Khadija Saye, Courtesy of Jealous Gallery and The Studio of Nicola Green

LONDON — An artwork by Khadija Saye, a 24-year-old British artist who died in the Grenfell Tower fire here last Wednesday, will be hanging in the memorial space of Tate Britain. “Sothiou” (2017) is a silk-screen print of one of Ms. Saye’s photographs in the series “Dwellings: in this space we breathe,” currently showing in the Diaspora Pavilion of the Venice Biennale.

Andrew Wilson, a Tate senior curator in modern and contemporary British art, said in an email that the display, which began on Tuesday in the small memorial gallery, “celebrates the leap that Khadija made with this work and might also stand in some way as a means to remember her and her neighbors in the community in Grenfell Tower who were tragically killed.”

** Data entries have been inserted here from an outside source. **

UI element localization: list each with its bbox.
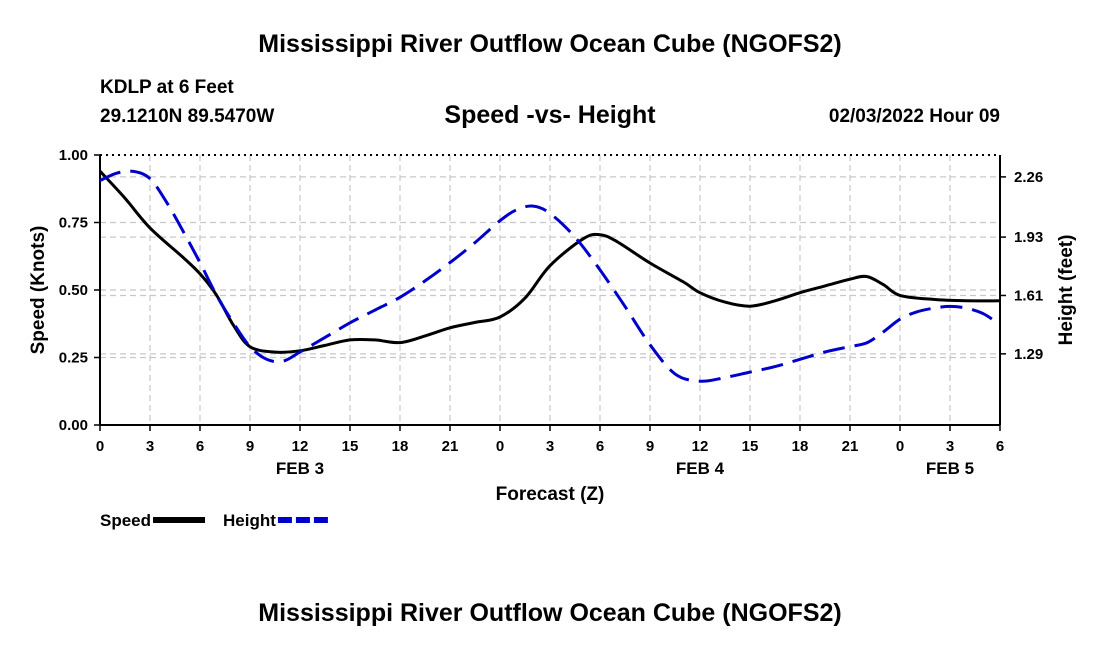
legend-label-speed: Speed — [100, 511, 151, 530]
x-tick-label: 0 — [96, 438, 104, 455]
x-tick-label: 18 — [792, 438, 809, 455]
x-tick-label: 3 — [146, 438, 154, 455]
x-tick-label: 15 — [342, 438, 359, 455]
x-tick-label: 12 — [292, 438, 309, 455]
x-tick-label: 21 — [842, 438, 859, 455]
footer-title: Mississippi River Outflow Ocean Cube (NG… — [258, 599, 842, 627]
x-axis-title: Forecast (Z) — [496, 484, 605, 505]
x-tick-label: 0 — [496, 438, 504, 455]
x-tick-label: 6 — [196, 438, 204, 455]
forecast-datetime: 02/03/2022 Hour 09 — [828, 106, 1000, 127]
y-tick-label: 1.00 — [59, 147, 88, 164]
y-axis-title: Speed (Knots) — [28, 226, 49, 355]
y2-tick-label: 1.29 — [1014, 346, 1043, 363]
x-tick-label: 18 — [392, 438, 409, 455]
x-tick-label: 12 — [692, 438, 709, 455]
y-tick-label: 0.75 — [59, 215, 88, 232]
x-tick-label: 9 — [246, 438, 254, 455]
y2-axis-title: Height (feet) — [1056, 235, 1077, 346]
chart-subtitle: Speed -vs- Height — [444, 101, 656, 129]
y-tick-label: 0.25 — [59, 350, 88, 367]
x-tick-label: 3 — [946, 438, 954, 455]
y-tick-label: 0.00 — [59, 417, 88, 434]
station-coordinates: 29.1210N 89.5470W — [100, 106, 275, 127]
x-tick-label: 3 — [546, 438, 554, 455]
date-label: FEB 4 — [676, 459, 725, 478]
legend-label-height: Height — [223, 511, 276, 530]
x-tick-label: 0 — [896, 438, 904, 455]
x-tick-label: 6 — [996, 438, 1004, 455]
chart-title: Mississippi River Outflow Ocean Cube (NG… — [258, 30, 842, 58]
y2-tick-label: 1.93 — [1014, 229, 1043, 246]
x-tick-label: 9 — [646, 438, 654, 455]
x-tick-label: 21 — [442, 438, 459, 455]
station-label: KDLP at 6 Feet — [100, 77, 234, 98]
date-label: FEB 3 — [276, 459, 324, 478]
y2-tick-label: 2.26 — [1014, 169, 1043, 186]
series-line-height — [99, 169, 1001, 383]
x-tick-label: 6 — [596, 438, 604, 455]
x-tick-label: 15 — [742, 438, 759, 455]
y2-tick-label: 1.61 — [1014, 287, 1043, 304]
y-tick-label: 0.50 — [59, 282, 88, 299]
date-label: FEB 5 — [926, 459, 974, 478]
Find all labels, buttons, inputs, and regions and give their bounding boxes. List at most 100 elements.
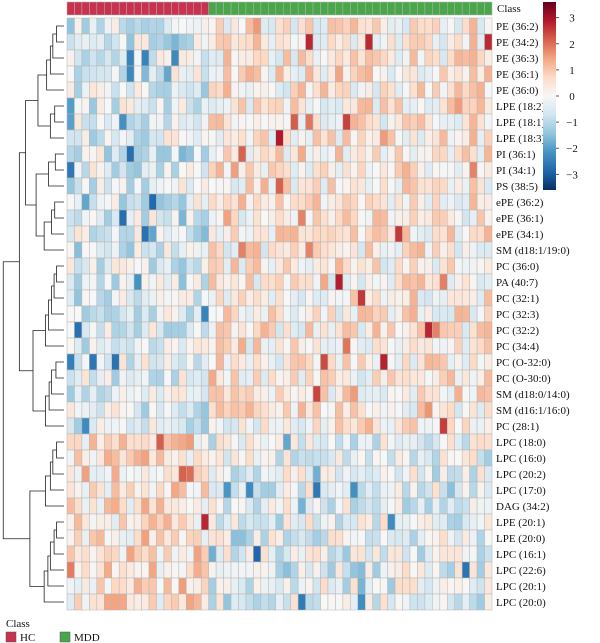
heatmap-cell	[417, 305, 426, 323]
heatmap-cell	[118, 33, 127, 51]
heatmap-cell	[96, 561, 105, 579]
heatmap-cell	[163, 161, 172, 179]
heatmap-cell	[469, 561, 478, 579]
heatmap-cell	[275, 97, 284, 115]
heatmap-cell	[454, 465, 463, 483]
heatmap-cell	[297, 561, 306, 579]
annotation-cell-mdd	[432, 1, 441, 16]
heatmap-cell	[424, 225, 433, 243]
heatmap-cell	[305, 257, 314, 275]
heatmap-cell	[290, 273, 299, 291]
heatmap-cell	[432, 529, 441, 547]
heatmap-cell	[141, 65, 150, 83]
heatmap-cell	[223, 49, 232, 67]
heatmap-cell	[96, 177, 105, 195]
heatmap-cell	[275, 193, 284, 211]
heatmap-cell	[372, 513, 381, 531]
heatmap-cell	[394, 145, 403, 163]
heatmap-cell	[215, 433, 224, 451]
heatmap-cell	[357, 465, 366, 483]
heatmap-cell	[484, 273, 493, 291]
heatmap-cell	[163, 177, 172, 195]
heatmap-cell	[81, 577, 90, 595]
heatmap-cell	[327, 289, 336, 307]
annotation-cell-hc	[163, 1, 172, 16]
heatmap-cell	[365, 97, 373, 115]
heatmap-cell	[312, 401, 321, 419]
heatmap-cell	[327, 177, 336, 195]
heatmap-cell	[81, 321, 90, 339]
heatmap-cell	[461, 545, 470, 563]
heatmap-cell	[365, 257, 373, 275]
heatmap-cell	[312, 209, 321, 227]
heatmap-cell	[439, 481, 448, 499]
heatmap-cell	[432, 145, 441, 163]
heatmap-cell	[297, 129, 306, 147]
heatmap-cell	[379, 209, 388, 227]
heatmap-cell	[365, 161, 373, 179]
heatmap-cell	[141, 81, 150, 99]
heatmap-cell	[81, 433, 90, 451]
heatmap-cell	[439, 33, 448, 51]
heatmap-cell	[253, 337, 262, 355]
heatmap-cell	[432, 433, 441, 451]
heatmap-cell	[230, 129, 239, 147]
heatmap-cell	[260, 17, 269, 35]
heatmap-cell	[81, 49, 90, 67]
heatmap-cell	[447, 545, 455, 563]
heatmap-cell	[409, 65, 418, 83]
heatmap-cell	[89, 305, 98, 323]
heatmap-cell	[282, 433, 291, 451]
heatmap-cell	[357, 481, 366, 499]
heatmap-cell	[268, 465, 277, 483]
heatmap-cell	[81, 257, 90, 275]
heatmap-cell	[461, 17, 470, 35]
heatmap-cell	[81, 273, 90, 291]
heatmap-cell	[253, 433, 262, 451]
heatmap-cell	[253, 33, 262, 51]
heatmap-cell	[305, 449, 314, 467]
heatmap-cell	[320, 337, 329, 355]
heatmap-cell	[118, 273, 127, 291]
heatmap-cell	[253, 497, 262, 515]
heatmap-cell	[186, 65, 195, 83]
heatmap-cell	[402, 369, 411, 387]
heatmap-cell	[432, 241, 441, 259]
heatmap-cell	[312, 49, 321, 67]
heatmap-cell	[379, 305, 388, 323]
heatmap-cell	[200, 401, 209, 419]
heatmap-cell	[118, 97, 127, 115]
heatmap-cell	[178, 481, 187, 499]
heatmap-cell	[215, 305, 224, 323]
heatmap-cell	[186, 577, 195, 595]
heatmap-cell	[357, 497, 366, 515]
row-dendrogram	[2, 25, 64, 603]
heatmap-cell	[238, 257, 247, 275]
heatmap-cell	[476, 33, 485, 51]
heatmap-cell	[454, 225, 463, 243]
heatmap-cell	[118, 337, 127, 355]
heatmap-cell	[394, 497, 403, 515]
heatmap-cell	[320, 369, 329, 387]
heatmap-cell	[305, 385, 314, 403]
heatmap-cell	[215, 289, 224, 307]
heatmap-cell	[417, 177, 426, 195]
heatmap-cell	[439, 177, 448, 195]
heatmap-cell	[253, 385, 262, 403]
heatmap-cell	[312, 337, 321, 355]
heatmap-cell	[476, 49, 485, 67]
heatmap-cell	[327, 33, 336, 51]
heatmap-cell	[230, 513, 239, 531]
heatmap-cell	[447, 209, 455, 227]
heatmap-cell	[163, 353, 172, 371]
heatmap-cell	[111, 401, 120, 419]
heatmap-cell	[379, 497, 388, 515]
heatmap-cell	[230, 449, 239, 467]
heatmap-cell	[260, 273, 269, 291]
heatmap-cell	[163, 465, 172, 483]
heatmap-cell	[409, 193, 418, 211]
annotation-cell-mdd	[297, 1, 306, 16]
legend-label-mdd: MDD	[74, 632, 100, 643]
heatmap-cell	[469, 225, 478, 243]
heatmap-cell	[104, 561, 112, 579]
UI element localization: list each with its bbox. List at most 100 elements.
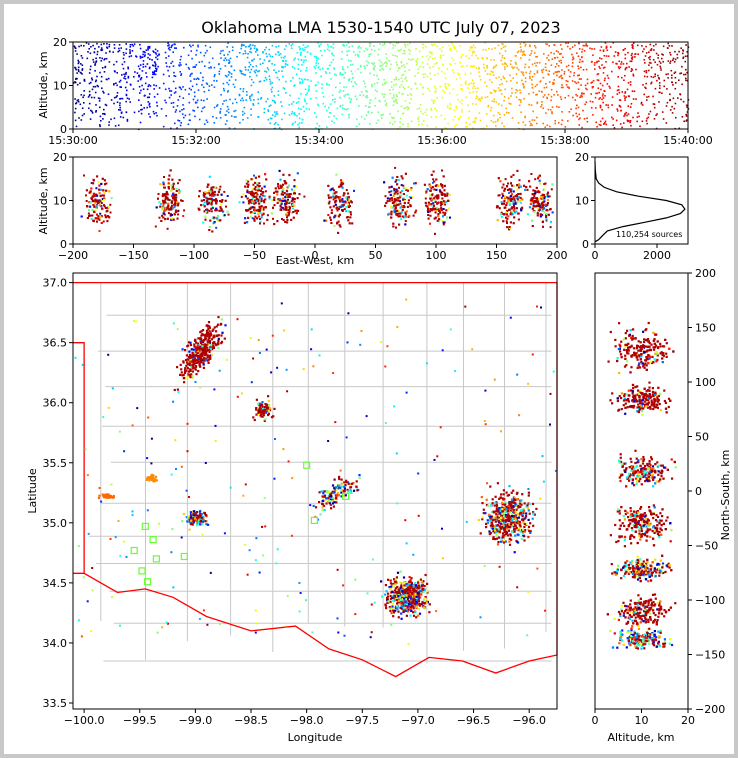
time-altitude-point (408, 102, 411, 104)
time-altitude-point (581, 51, 583, 53)
time-altitude-point (549, 125, 551, 128)
time-altitude-point (318, 125, 321, 127)
east-west-point (255, 200, 258, 203)
time-altitude-point (520, 49, 523, 51)
east-west-point (155, 206, 158, 209)
time-altitude-point (317, 57, 320, 60)
time-altitude-point (152, 64, 155, 67)
time-altitude-point (305, 102, 308, 105)
time-altitude-point (441, 96, 444, 99)
time-altitude-point (554, 66, 557, 68)
time-altitude-point (396, 64, 398, 66)
time-altitude-point (518, 104, 521, 107)
time-altitude-point (575, 82, 578, 85)
time-altitude-point (334, 101, 336, 103)
time-altitude-point (403, 64, 405, 66)
time-altitude-point (173, 75, 175, 77)
time-altitude-point (226, 75, 228, 78)
time-altitude-point (116, 95, 118, 97)
time-altitude-point (655, 52, 658, 55)
time-altitude-point (167, 47, 170, 50)
time-axis-tick-label: 15:38:00 (540, 134, 589, 147)
east-west-point (542, 201, 545, 204)
east-west-point (538, 203, 541, 206)
east-west-point (410, 187, 413, 190)
east-west-point (431, 181, 434, 184)
time-altitude-point (167, 55, 170, 57)
time-altitude-point (93, 51, 96, 54)
time-altitude-point (595, 121, 597, 124)
time-altitude-point (134, 71, 136, 73)
east-west-point (164, 201, 167, 204)
time-altitude-point (374, 97, 377, 100)
time-altitude-point (422, 93, 424, 95)
east-west-point (393, 204, 396, 207)
plan-view-point (186, 374, 190, 377)
time-altitude-point (300, 108, 302, 110)
time-altitude-point (278, 70, 280, 72)
time-altitude-point (190, 88, 192, 91)
time-altitude-point (92, 58, 94, 61)
time-altitude-point (315, 97, 318, 99)
time-altitude-point (659, 62, 662, 64)
time-altitude-point (667, 42, 669, 45)
time-altitude-point (291, 43, 294, 45)
east-west-point (172, 182, 175, 185)
time-altitude-point (183, 46, 185, 49)
time-altitude-point (251, 59, 253, 62)
east-west-point (396, 176, 399, 178)
time-altitude-point (406, 62, 408, 65)
east-west-point (276, 220, 279, 223)
east-west-point (399, 200, 401, 203)
time-altitude-point (404, 43, 406, 46)
time-altitude-point (290, 47, 293, 49)
east-west-point (394, 166, 397, 169)
time-altitude-point (273, 64, 276, 66)
east-west-point (174, 196, 177, 199)
time-altitude-point (147, 101, 150, 103)
time-altitude-point (654, 73, 656, 75)
time-altitude-point (645, 82, 647, 85)
time-altitude-point (400, 48, 402, 51)
time-altitude-point (73, 82, 75, 84)
time-altitude-point (78, 61, 80, 63)
east-west-point (391, 176, 394, 179)
time-altitude-point (557, 70, 559, 73)
east-west-point (278, 198, 281, 201)
time-altitude-point (629, 84, 632, 86)
time-altitude-point (450, 57, 453, 59)
time-altitude-point (624, 74, 626, 77)
east-west-point (90, 187, 93, 190)
east-west-point (330, 222, 333, 224)
east-west-point (258, 189, 261, 192)
time-altitude-point (240, 47, 242, 50)
east-west-point (245, 209, 248, 212)
time-altitude-point (661, 111, 664, 113)
time-altitude-point (227, 42, 229, 44)
time-altitude-point (108, 43, 111, 46)
time-altitude-point (208, 89, 210, 92)
time-altitude-point (384, 43, 386, 45)
time-altitude-point (631, 56, 634, 58)
east-west-point (284, 196, 287, 199)
east-west-point (501, 186, 504, 189)
east-west-point (212, 222, 215, 225)
time-altitude-point (429, 72, 431, 75)
time-altitude-point (254, 45, 256, 47)
time-altitude-point (586, 78, 589, 81)
time-altitude-point (453, 46, 455, 48)
time-altitude-point (597, 79, 600, 82)
time-altitude-point (637, 112, 639, 114)
time-altitude-point (511, 87, 513, 90)
time-altitude-point (662, 118, 665, 120)
east-west-point (165, 195, 168, 198)
time-altitude-point (102, 118, 104, 120)
time-altitude-point (302, 61, 305, 64)
time-altitude-point (251, 93, 253, 96)
time-altitude-point (144, 82, 147, 85)
time-altitude-point (607, 77, 610, 79)
time-altitude-point (541, 90, 543, 93)
time-altitude-point (401, 93, 403, 95)
time-altitude-point (494, 65, 497, 68)
east-west-point (508, 191, 510, 194)
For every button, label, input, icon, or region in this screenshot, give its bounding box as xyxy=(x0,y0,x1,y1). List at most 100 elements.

Ms. Saye, who was born and grew up in Britain, was a photographic artist whose subject was often her Gambian heritage. “Her work was all portrait based, and most of it is highly personal, which is pretty brave for someone of that age,” said David A. Bailey, the co-curator of the Diaspora Pavilion, which is showing pieces by 12 British-based emerging artists, as well as their mentors, through Nov. 26.

The Diaspora program was founded two years ago by Mr. Bailey and the portrait artist Nicola Green to help racially and culturally diverse emerging artists and curators. Ms. Green, who met Ms. Saye three years ago while on a selection committee for an exhibition, said she was immediately drawn to her photographs and to the artist.

“Her self-portraits explore spiritual Gambian practices and a deep urge to find solace in a higher power,” Ms. Green said, adding that Ms. Saye was the youngest artist in the exhibition. “It’s extremely powerful work; her strength of spirit is palpable.”

The biennale brought critical attention to Ms. Saye’s work. “Khadija Saye makes gorgeous wet collodion tintypes in which this haunting 19th-century photographic process heaps poetry and sadness onto her imagery,” Waldemar Januszczak wrote in The Sunday Times. It also brought requests to buy her work and interest from galleries, Ms. Green said.

But Ms. Saye was still virtually unknown, Mr. Bailey said. Now, he added, “everyone is talking about her around the world.”